Où suis-je ? Quel est ce silence moite ? Et ces infimes frôlements ou battements d'ailes évoquant une multitude d'insectes rampants et volants ?
Se concentrer. Réfléchir. Apaiser le sourd grondement de peur qui fait trembler et conduit les pensées affolées vers une spirale de l'angoisse.
Donc, il pleut, ou il a plu, et c'est la nuit.
Je ne sais pas où je suis, mais j'ai des réminiscences. « Si tu continues, tu iras là d'où l'on ne revient pas... ». Souvenir d'enfance qui me touche aux larmes. Tant de douceur dans ces menaces pour rire.
D'autres, plus tard : « Ferme-là, ne répète à personne ce que tu viens de me dire, c'est beaucoup trop dangereux, et pour toi, et pour moi. On ne va plus pouvoir se voir, maintenant que tu m'as dit ce que tu pensais... ». Et ma réponse éperdue « Mais pourquoi ? Tu sais bien que j'ai raison ? ».
Et la réponse, implacable :
« C'est parce que tu as raison qu'il va falloir interrompre nos relations : imagine que l'on veuille me faire parler... ».
Douleur intense. Mon cœur se serre, les souvenirs reviennent par bribes.
L'errance. Comment survivre dans un monde où l'on doit se cacher, alors que pas un centimètre carré n'échappe aux caméras ou aux micros ? Tout cela pour la protection et le bien des individus, bien sûr. Et sponsorisé par les grandes marques, l'alliance du contrôle social et de l'aliénation consumériste se traduisant par des contrats d'objectifs et de moyens redoutablement efficaces.
Mais la cause ? Qu'avais-je découvert qui avait pu produire mon déclassement et la nécessité de disparaître ensuite des écrans de l’État ? Quel était ce secret qui avait bouleversé ma vie et m'avait conduit dans cette obscurité humide ?
Bien que j'aie mal partout, je parviens peu à peu à remuer mes membres. Ce n'est pas si désagréable que cela, parce que ces mouvements mahabiles me confirment que je suis vivant. Seul, malgré les hordes d'insectes, mais vivant. Et, au-dessus de ma tête, je perçois une vague lueur qui semble augmenter. Le jour ?

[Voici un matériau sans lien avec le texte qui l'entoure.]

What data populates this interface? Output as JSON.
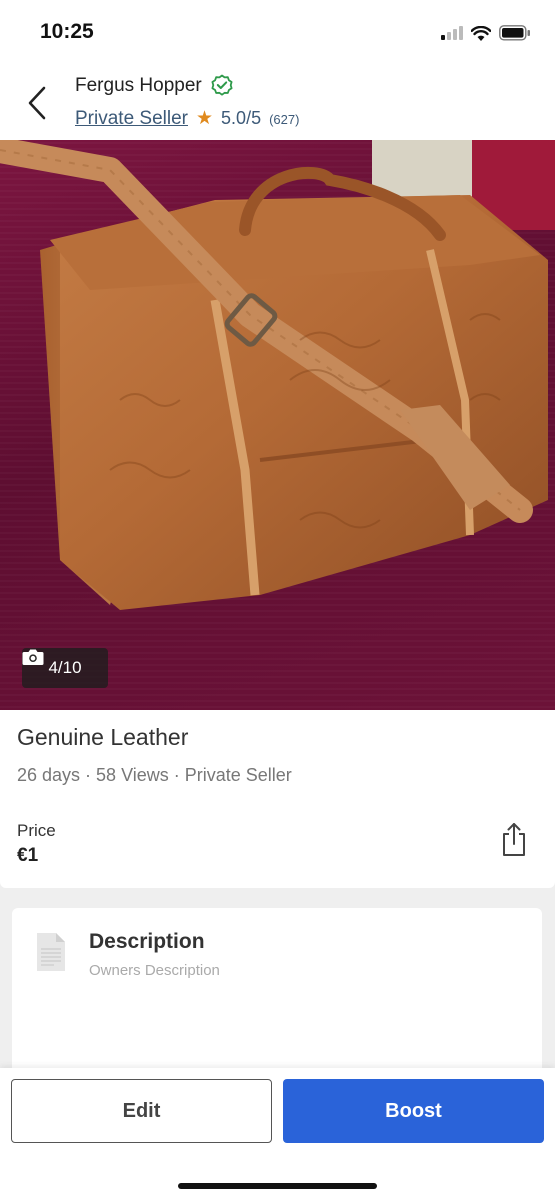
{
  "status_bar": {
    "time": "10:25",
    "icons": [
      "cellular-signal-icon",
      "wifi-icon",
      "battery-icon"
    ]
  },
  "header": {
    "back_icon": "chevron-left-icon",
    "seller_name": "Fergus Hopper",
    "verified_icon": "verified-badge-icon",
    "seller_type_link": "Private Seller",
    "rating_star": "★",
    "rating": "5.0/5",
    "review_count": "(627)"
  },
  "photo": {
    "counter_icon": "camera-icon",
    "counter": "4/10"
  },
  "listing": {
    "title": "Genuine Leather",
    "meta": "26 days · 58 Views · Private Seller",
    "price_label": "Price",
    "price_value": "€1",
    "share_icon": "share-icon"
  },
  "description": {
    "icon": "document-icon",
    "title": "Description",
    "subtitle": "Owners Description"
  },
  "actions": {
    "edit_label": "Edit",
    "boost_label": "Boost"
  },
  "colors": {
    "accent": "#2a63d9",
    "star": "#e08a1e",
    "verified": "#2e9a4a",
    "link": "#3d5a78"
  }
}
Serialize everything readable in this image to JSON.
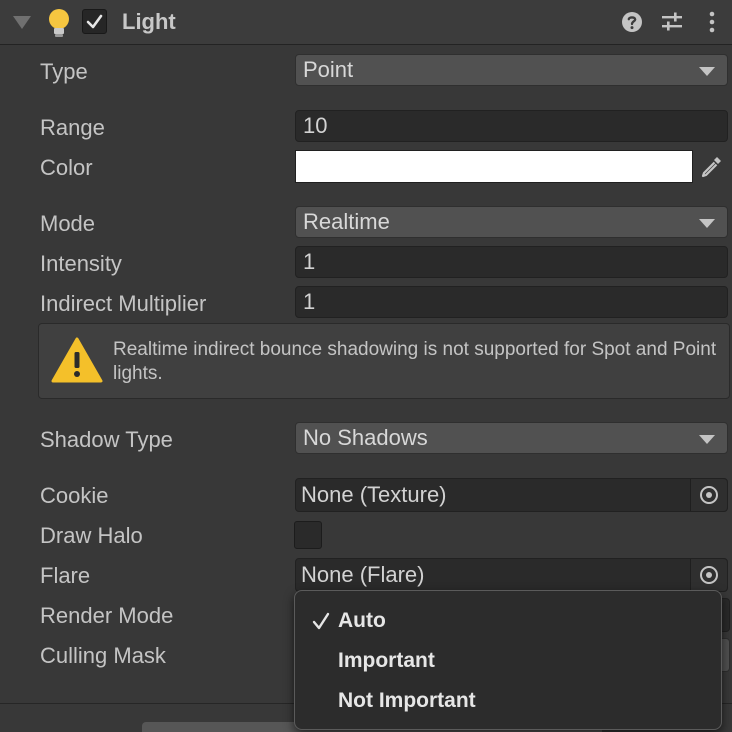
{
  "header": {
    "title": "Light",
    "enabled": true
  },
  "properties": {
    "type": {
      "label": "Type",
      "value": "Point"
    },
    "range": {
      "label": "Range",
      "value": "10"
    },
    "color": {
      "label": "Color",
      "value": "#ffffff"
    },
    "mode": {
      "label": "Mode",
      "value": "Realtime"
    },
    "intensity": {
      "label": "Intensity",
      "value": "1"
    },
    "indirect_multiplier": {
      "label": "Indirect Multiplier",
      "value": "1"
    },
    "warning": "Realtime indirect bounce shadowing is not supported for Spot and Point lights.",
    "shadow_type": {
      "label": "Shadow Type",
      "value": "No Shadows"
    },
    "cookie": {
      "label": "Cookie",
      "value": "None (Texture)"
    },
    "draw_halo": {
      "label": "Draw Halo",
      "checked": false
    },
    "flare": {
      "label": "Flare",
      "value": "None (Flare)"
    },
    "render_mode": {
      "label": "Render Mode"
    },
    "culling_mask": {
      "label": "Culling Mask"
    }
  },
  "render_mode_menu": {
    "items": [
      "Auto",
      "Important",
      "Not Important"
    ],
    "selected": "Auto"
  },
  "colors": {
    "warning_icon": "#f4c02a",
    "bulb": "#f6c640"
  }
}
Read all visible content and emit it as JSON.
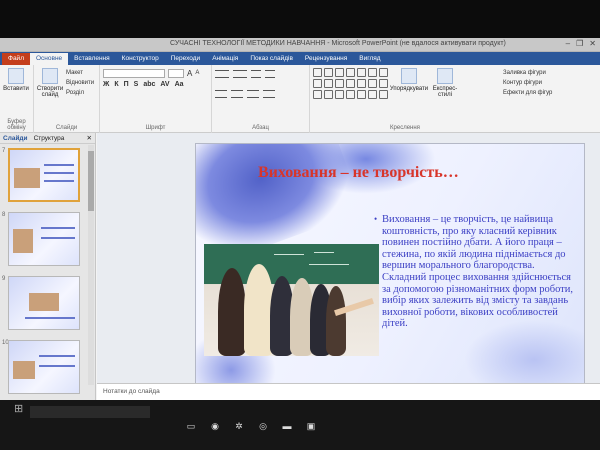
{
  "window": {
    "title": "СУЧАСНІ ТЕХНОЛОГІЇ МЕТОДИКИ НАВЧАННЯ - Microsoft PowerPoint (не вдалося активувати продукт)",
    "minimize_glyph": "–",
    "maximize_glyph": "❐",
    "close_glyph": "✕"
  },
  "ribbon_tabs": [
    {
      "label": "Файл"
    },
    {
      "label": "Основне"
    },
    {
      "label": "Вставлення"
    },
    {
      "label": "Конструктор"
    },
    {
      "label": "Переходи"
    },
    {
      "label": "Анімація"
    },
    {
      "label": "Показ слайдів"
    },
    {
      "label": "Рецензування"
    },
    {
      "label": "Вигляд"
    }
  ],
  "ribbon": {
    "clipboard": {
      "paste": "Вставити",
      "label": "Буфер обміну"
    },
    "slides": {
      "new_slide": "Створити слайд",
      "layout": "Макет",
      "reset": "Відновити",
      "section": "Розділ",
      "label": "Слайди"
    },
    "font": {
      "size_up": "A",
      "size_down": "A",
      "label": "Шрифт",
      "styles": [
        "Ж",
        "К",
        "П",
        "S",
        "abc",
        "AV",
        "Aa"
      ]
    },
    "paragraph": {
      "label": "Абзац"
    },
    "drawing": {
      "arrange": "Упорядкувати",
      "quick_styles": "Експрес-стилі",
      "fill": "Заливка фігури",
      "outline": "Контур фігури",
      "effects": "Ефекти для фігур",
      "label": "Креслення"
    }
  },
  "pane": {
    "tabs": [
      {
        "label": "Слайди"
      },
      {
        "label": "Структура"
      }
    ],
    "close_glyph": "✕",
    "thumbnails": [
      {
        "num": "7"
      },
      {
        "num": "8"
      },
      {
        "num": "9"
      },
      {
        "num": "10"
      }
    ]
  },
  "slide": {
    "title": "Виховання – не творчість…",
    "body": "Виховання – це творчість, це найвища коштовність, про яку класний керівник повинен постійно дбати. А його праця – стежина, по якій людина піднімається до вершин морального благородства. Складний процес виховання здійснюється за допомогою різноманітних форм роботи, вибір яких залежить від змісту та завдань виховної роботи, вікових особливостей дітей.",
    "bullet": "•"
  },
  "notes": {
    "placeholder": "Нотатки до слайда"
  },
  "taskbar": {
    "search_text": "",
    "icons": [
      {
        "name": "task-view-icon",
        "glyph": "▭"
      },
      {
        "name": "chrome-icon",
        "glyph": "◉"
      },
      {
        "name": "settings-icon",
        "glyph": "✲"
      },
      {
        "name": "globe-icon",
        "glyph": "◎"
      },
      {
        "name": "folder-icon",
        "glyph": "▬"
      },
      {
        "name": "powerpoint-icon",
        "glyph": "▣"
      }
    ]
  },
  "colors": {
    "ribbon_blue": "#2b579a",
    "file_tab": "#c43e1c",
    "slide_title": "#d8352a",
    "slide_text": "#3b3fc4"
  }
}
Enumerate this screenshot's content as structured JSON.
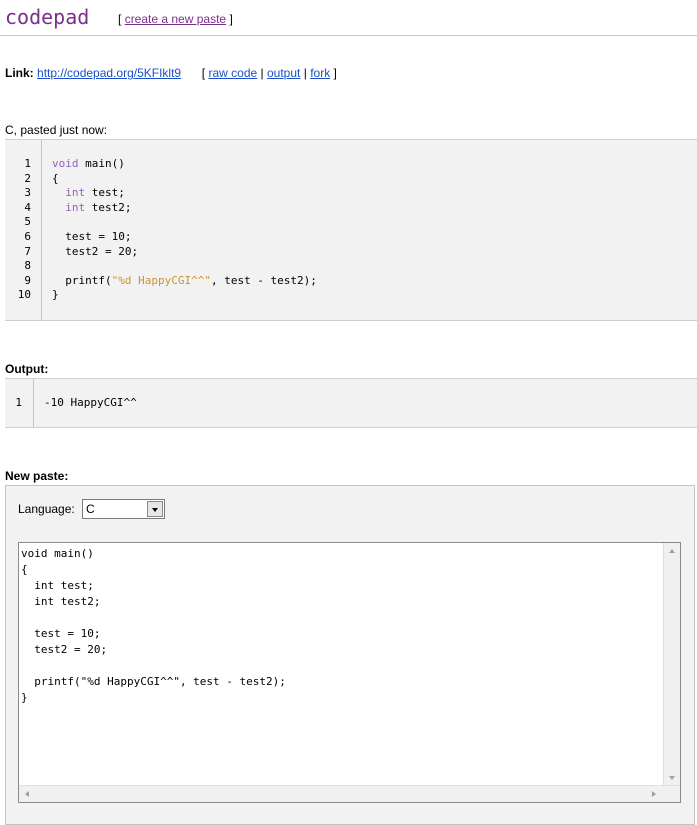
{
  "header": {
    "logo": "codepad",
    "open_bracket": "[",
    "create_link": "create a new paste",
    "close_bracket": "]"
  },
  "linkline": {
    "label": "Link:",
    "url": "http://codepad.org/5KFIklt9",
    "open_bracket": "[",
    "raw_code": "raw code",
    "sep1": "|",
    "output": "output",
    "sep2": "|",
    "fork": "fork",
    "close_bracket": "]"
  },
  "paste_info": {
    "language": "C",
    "suffix": ", pasted just now:"
  },
  "code": {
    "line_numbers": [
      "1",
      "2",
      "3",
      "4",
      "5",
      "6",
      "7",
      "8",
      "9",
      "10"
    ],
    "kw_void": "void",
    "l1_rest": " main()",
    "l2": "{",
    "l3_indent": "  ",
    "kw_int": "int",
    "l3_rest": " test;",
    "l4_rest": " test2;",
    "l5": "",
    "l6": "  test = 10;",
    "l7": "  test2 = 20;",
    "l8": "",
    "l9_pre": "  printf(",
    "l9_str": "\"%d HappyCGI^^\"",
    "l9_post": ", test - test2);",
    "l10": "}"
  },
  "output": {
    "label": "Output:",
    "line_numbers": [
      "1"
    ],
    "lines": [
      "-10 HappyCGI^^"
    ]
  },
  "new_paste": {
    "label": "New paste:",
    "language_label": "Language:",
    "language_value": "C",
    "editor_text": "void main()\n{\n  int test;\n  int test2;\n\n  test = 10;\n  test2 = 20;\n\n  printf(\"%d HappyCGI^^\", test - test2);\n}"
  }
}
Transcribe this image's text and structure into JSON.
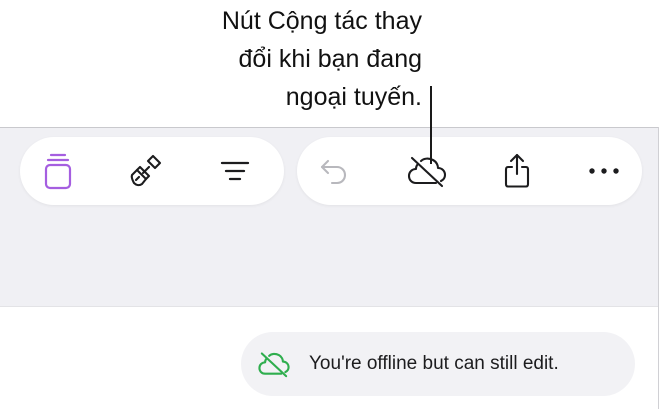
{
  "callout": {
    "lines": [
      "Nút Cộng tác thay",
      "đổi khi bạn đang",
      "ngoại tuyến."
    ]
  },
  "toolbar": {
    "left_group": [
      {
        "icon": "document-stack-icon",
        "color": "#a55ee0",
        "state": "active"
      },
      {
        "icon": "paintbrush-icon",
        "color": "#1c1c1e"
      },
      {
        "icon": "text-format-icon",
        "color": "#1c1c1e"
      }
    ],
    "right_group": [
      {
        "icon": "undo-icon",
        "color": "#b8b8bd",
        "state": "disabled"
      },
      {
        "icon": "cloud-offline-icon",
        "color": "#1c1c1e"
      },
      {
        "icon": "share-icon",
        "color": "#1c1c1e"
      },
      {
        "icon": "more-icon",
        "color": "#1c1c1e"
      }
    ]
  },
  "toast": {
    "text": "You're offline but can still edit.",
    "icon": "cloud-offline-icon",
    "icon_color": "#2fae4e"
  },
  "colors": {
    "accent": "#a55ee0",
    "toolbar_bg": "#f0f0f4",
    "offline_green": "#2fae4e"
  }
}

Je me souviens. L'errance, l'absolue nécessité de se fondre dans la masse, et de ne manger que ce que les quelques amis que je m'étais fait me déposaient dans des endroits improbables. Le silence, déjà, car la force des microphones était telle que rien ne lui résistait.
Pourquoi, pourquoi ? Je sens comme une force qui empêche le souvenir de revenir à ma conscience, une sorte de barrière de refoulement... Ah oui, voilà le début de la chaîne des pensées : j'étais psychiatre, c'est parti de là.
Comme c'est difficile, cette exploration, j'ai l'impression d'être un lutteur en fin de combat, à terre, et qui rampe péniblement pour donner encore un coup à l'adversaire.
Voila, je reste calme, je respire lentement. J'étais psychiatre (peut-être que je le suis encore ?... silence- information non pertinente- à traiter ensuite) j'ai appris des choses. Non, j'ai compris des choses. Quoi ? La nouvelle idée qui me vient à l'esprit s'accompagne d'une grande douleur dans mon crâne, comme un coup de poignard. Je dois être en train de me rapprocher de la vérité.
L'idée est partie. Respire- concentre-toi. Visualise.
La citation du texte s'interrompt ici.